Across its four sides, Fischer rants, howls, and croons through childlike ditties, stream-of-consciousness monologues, and sudden bursts of emotional breakdown. It’s the sound of a man narrating his own unraveling - unedited, and unashamed. It’s funny until it isn’t, then heartbreaking until it’s funny again. Imagine if Captain Beefheart were homeless, and you’re halfway there. Zappa preserved it all in its jagged form, letting the tape roll as Fischer bared his soul with no filter and no safety net. It really is one of the most stark outsider recordings to ever exist. And for a hot minute later, Fischer had actual, respected industry figures on his side - even opening for acts like the Byrds, Iron Butterfly, and Bo Diddley. His recordings were weird, perhaps even unlistenable to most, but had an unwieldy counterculture niche to it.

But the alliance with Zappa - and all the goodwill that came with it - didn’t last. Fischer, prone to paranoia and erratic behavior, allegedly threw a glass bottle that nearly hit Zappa’s daughter, Moon Unit. Zappa cut ties immediately, and Fischer’s brief brush with industry legitimacy evaporated. What remained was a man adrift: too unstable for the music industry, too genuine for irony, too raw for polish.

Fischer continued recording sporadically — Wildmania (1969), Pronounced Normal (1981),  Nothing Scary (1984) — but never recaptured even the cult momentum of his debut. With his mental health problems going largely untreated, he spent most of the rest of his life “performing” on L.A.’s streets - a local legend to some, a bewildering curiosity to others.

The 2005 documentary “Derailroaded" captures his paradox perfectly. It’s a difficult watch — at once empathetic and exploitative, much like the world’s relationship to Fischer himself. You want to laugh, but you feel guilty doing it. You want to help, but you know you can’t. What makes Fischer’s story so tragic is that he wanted acceptance. He didn’t see himself as an “outsider” artist or a cult figure. He wanted to be famous. He wanted to be loved.

After a severe paranoid episode in 2003, Fischer was eventually institutionalized and medicated. Though this stabilized him, it also dulled his creative drive, often referred to by him as his “pep.” His final public performance occurred on August 16, 2006 in Phoenix, Arizona. He died of heart failure on June 16, 2011 at the age of 66.

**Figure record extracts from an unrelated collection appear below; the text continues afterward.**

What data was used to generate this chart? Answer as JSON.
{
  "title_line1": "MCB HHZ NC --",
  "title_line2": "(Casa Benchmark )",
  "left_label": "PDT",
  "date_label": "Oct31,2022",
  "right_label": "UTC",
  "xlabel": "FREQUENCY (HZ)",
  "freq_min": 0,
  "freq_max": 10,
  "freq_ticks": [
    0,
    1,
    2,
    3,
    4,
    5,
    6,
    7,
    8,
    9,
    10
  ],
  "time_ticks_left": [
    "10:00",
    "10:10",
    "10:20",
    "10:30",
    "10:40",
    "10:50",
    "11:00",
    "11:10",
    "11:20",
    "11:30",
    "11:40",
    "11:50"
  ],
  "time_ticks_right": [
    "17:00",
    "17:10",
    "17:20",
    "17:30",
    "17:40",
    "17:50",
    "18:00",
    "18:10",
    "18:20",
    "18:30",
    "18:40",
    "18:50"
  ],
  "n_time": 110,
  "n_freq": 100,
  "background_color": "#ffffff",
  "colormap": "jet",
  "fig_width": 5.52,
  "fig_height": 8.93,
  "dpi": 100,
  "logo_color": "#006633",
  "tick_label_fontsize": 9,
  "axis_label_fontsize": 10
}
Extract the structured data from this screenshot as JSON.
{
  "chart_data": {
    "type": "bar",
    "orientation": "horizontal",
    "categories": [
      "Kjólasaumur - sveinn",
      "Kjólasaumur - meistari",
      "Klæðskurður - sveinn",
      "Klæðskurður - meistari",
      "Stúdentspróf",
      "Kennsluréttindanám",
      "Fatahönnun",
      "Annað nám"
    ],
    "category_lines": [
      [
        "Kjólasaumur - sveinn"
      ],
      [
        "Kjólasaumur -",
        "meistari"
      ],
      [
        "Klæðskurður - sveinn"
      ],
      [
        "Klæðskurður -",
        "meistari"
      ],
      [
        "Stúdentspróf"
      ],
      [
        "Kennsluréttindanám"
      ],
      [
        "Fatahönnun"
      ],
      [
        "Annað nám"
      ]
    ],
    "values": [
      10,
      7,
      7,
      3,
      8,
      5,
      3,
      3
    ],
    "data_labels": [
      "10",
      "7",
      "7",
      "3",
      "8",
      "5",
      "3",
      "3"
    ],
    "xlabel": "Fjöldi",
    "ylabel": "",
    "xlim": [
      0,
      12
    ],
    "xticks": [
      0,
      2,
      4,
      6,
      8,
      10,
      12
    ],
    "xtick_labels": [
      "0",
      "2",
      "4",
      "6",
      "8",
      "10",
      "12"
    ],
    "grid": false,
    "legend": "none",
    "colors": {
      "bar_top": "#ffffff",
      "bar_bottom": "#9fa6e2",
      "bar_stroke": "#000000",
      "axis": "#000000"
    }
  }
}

If Tres & Kitsy showed that outsider music could be pure and untouched, Wild Man Fischer showed that purity can also destroy you. His songs - often tuneless, repetitive, improvised - aren’t meant to entertain so much as exorcise. Tracks like “Merry Go Round” and “Rocket Man” have a desperate joy and longing to them, a need to connect that transcends their crude, mangled form. They sound like transmissions from a man trying to make sense of a world that’s rejecting him in real time. Each song is like a scream into the void.

Fischer’s legacy today is complicated. He’s celebrated by collectors and historians as a pioneer of the outsider tradition, and to some, he’s a spiritual precursor to lo-fi, punk, and every artist who ever wore their flaws proudly. Yet he’s also a cautionary tale about how easily society romanticizes madness when it’s convenient. His art was his illness, and his illness was his art. The two were never separable. His story cuts to the heart of the conflict that shapes most outsider musicians. The very qualities that make their music so pure and singular also make them profoundly hard to work with, treat, support, or sustain in society.

If The Outsiders had a Mount Rushmore, Wild Man Fischer would be on it — not because his music is easy to love, but because it reminds us what “outsider” really means: complete creative freedom with no filter, no polish, and no safety net. Liberation and destruction rolled into one.

According to legend, Fischer once shouted to a passerby, “I’m not crazy, I’m the real thing!” He was right. And maybe that’s what makes listening to him so uncomfortable, yet so unforgettable.